Together, these findings lead us to conclude that the mVEP response, though related to several aspects of binocular vision, is primarily a measure of bifoveal fusion. The high concordance between the mVEP response and bifoveal fixation or the absence of fusional vergence provides a distinct and objective measure of monofixation that can be used in infants as well as children and adults. This result is a promising one, providing an alternative measure of bifoveal fusion to the base-out prism test or other tests of fusion that require fixation or understanding and communication. The mVEP will facilitate studies of normal development of binocular vision, including the codevelopment of eye alignment, stereopsis, and bifoveal fusion. It will also facilitate studies of the disruption of binocular vision, including the development of monofixation syndrome and the influence of different treatments and their time courses on the recovery of bifoveal fusion in different patient groups, including infantile ET and late-onset accommodative ET. 

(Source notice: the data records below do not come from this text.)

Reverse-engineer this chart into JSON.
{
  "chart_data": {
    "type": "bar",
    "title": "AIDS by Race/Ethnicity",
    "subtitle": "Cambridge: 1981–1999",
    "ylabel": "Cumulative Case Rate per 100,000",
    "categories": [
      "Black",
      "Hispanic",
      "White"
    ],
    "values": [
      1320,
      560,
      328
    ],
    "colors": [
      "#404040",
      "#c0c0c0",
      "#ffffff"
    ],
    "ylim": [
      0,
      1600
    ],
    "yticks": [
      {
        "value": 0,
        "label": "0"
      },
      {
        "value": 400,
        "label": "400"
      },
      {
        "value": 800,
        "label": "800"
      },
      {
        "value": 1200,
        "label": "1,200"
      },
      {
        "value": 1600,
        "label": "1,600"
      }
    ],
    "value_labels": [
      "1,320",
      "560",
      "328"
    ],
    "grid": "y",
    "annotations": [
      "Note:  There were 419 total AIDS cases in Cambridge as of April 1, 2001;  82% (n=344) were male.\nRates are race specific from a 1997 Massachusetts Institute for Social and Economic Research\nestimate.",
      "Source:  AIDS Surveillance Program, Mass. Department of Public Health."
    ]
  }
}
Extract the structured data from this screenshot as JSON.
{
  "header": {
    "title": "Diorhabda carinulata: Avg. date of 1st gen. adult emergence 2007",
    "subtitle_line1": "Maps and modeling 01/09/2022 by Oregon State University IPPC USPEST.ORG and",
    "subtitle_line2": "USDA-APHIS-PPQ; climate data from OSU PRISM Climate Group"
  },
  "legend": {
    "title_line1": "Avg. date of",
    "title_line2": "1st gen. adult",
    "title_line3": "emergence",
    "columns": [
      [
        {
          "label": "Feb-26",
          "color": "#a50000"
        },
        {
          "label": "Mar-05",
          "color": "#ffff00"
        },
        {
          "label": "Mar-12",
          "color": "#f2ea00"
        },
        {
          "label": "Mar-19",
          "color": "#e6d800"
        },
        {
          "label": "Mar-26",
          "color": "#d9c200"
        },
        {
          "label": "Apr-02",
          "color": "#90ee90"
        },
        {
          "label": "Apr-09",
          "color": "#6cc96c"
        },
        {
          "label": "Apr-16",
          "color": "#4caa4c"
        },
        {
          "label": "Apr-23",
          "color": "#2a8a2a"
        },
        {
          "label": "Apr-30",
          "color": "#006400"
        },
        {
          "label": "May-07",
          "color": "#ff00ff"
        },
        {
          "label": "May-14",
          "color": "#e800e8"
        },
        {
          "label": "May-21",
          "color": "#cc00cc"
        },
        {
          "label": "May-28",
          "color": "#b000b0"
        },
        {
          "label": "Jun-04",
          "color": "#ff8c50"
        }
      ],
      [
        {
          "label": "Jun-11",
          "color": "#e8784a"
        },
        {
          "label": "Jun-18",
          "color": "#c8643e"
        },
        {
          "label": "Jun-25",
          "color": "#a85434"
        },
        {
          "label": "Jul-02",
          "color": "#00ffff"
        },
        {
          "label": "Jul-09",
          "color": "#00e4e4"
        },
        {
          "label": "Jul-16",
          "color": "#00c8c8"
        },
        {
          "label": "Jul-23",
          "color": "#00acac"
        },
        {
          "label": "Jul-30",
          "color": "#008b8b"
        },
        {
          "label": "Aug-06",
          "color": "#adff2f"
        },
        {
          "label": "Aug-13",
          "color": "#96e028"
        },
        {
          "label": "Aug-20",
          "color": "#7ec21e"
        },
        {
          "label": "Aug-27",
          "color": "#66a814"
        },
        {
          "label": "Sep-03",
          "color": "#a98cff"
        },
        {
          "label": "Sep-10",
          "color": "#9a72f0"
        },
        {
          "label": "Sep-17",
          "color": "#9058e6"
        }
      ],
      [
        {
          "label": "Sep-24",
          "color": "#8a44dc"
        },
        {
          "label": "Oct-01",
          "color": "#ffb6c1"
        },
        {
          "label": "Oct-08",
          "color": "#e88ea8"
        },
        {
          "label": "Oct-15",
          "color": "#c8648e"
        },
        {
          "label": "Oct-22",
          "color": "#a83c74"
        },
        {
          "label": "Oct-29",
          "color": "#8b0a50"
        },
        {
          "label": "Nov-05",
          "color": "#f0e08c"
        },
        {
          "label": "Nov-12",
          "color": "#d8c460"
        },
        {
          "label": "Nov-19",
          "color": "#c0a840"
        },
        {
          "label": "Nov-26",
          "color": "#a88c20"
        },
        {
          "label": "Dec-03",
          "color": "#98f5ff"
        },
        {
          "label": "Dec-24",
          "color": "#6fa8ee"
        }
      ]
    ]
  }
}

Currently, we are investigating the progression of the mVEP response in children who acquire late onset accommodative ET and the influence of different factors on binocular sensory outcomes in this patient group. An understanding of the progression of the mVEP response in children with accommodative ET may facilitate early treatment to prevent monofixation and to facilitate the recovery of bifoveal fusion and fine stereopsis. Finally, existing theories regarding the underlying causes of infantile ET are vague. An objective measure of bifoveal fusion may provide a useful tool to investigate the causes of infantile ET. Different maturation patterns of mVEP responses by patients with congenital infantile ET (onset at birth) versus noncongenital infantile ET (onset between 2 and 4 months), may indicate subgroups of patients with different etiology.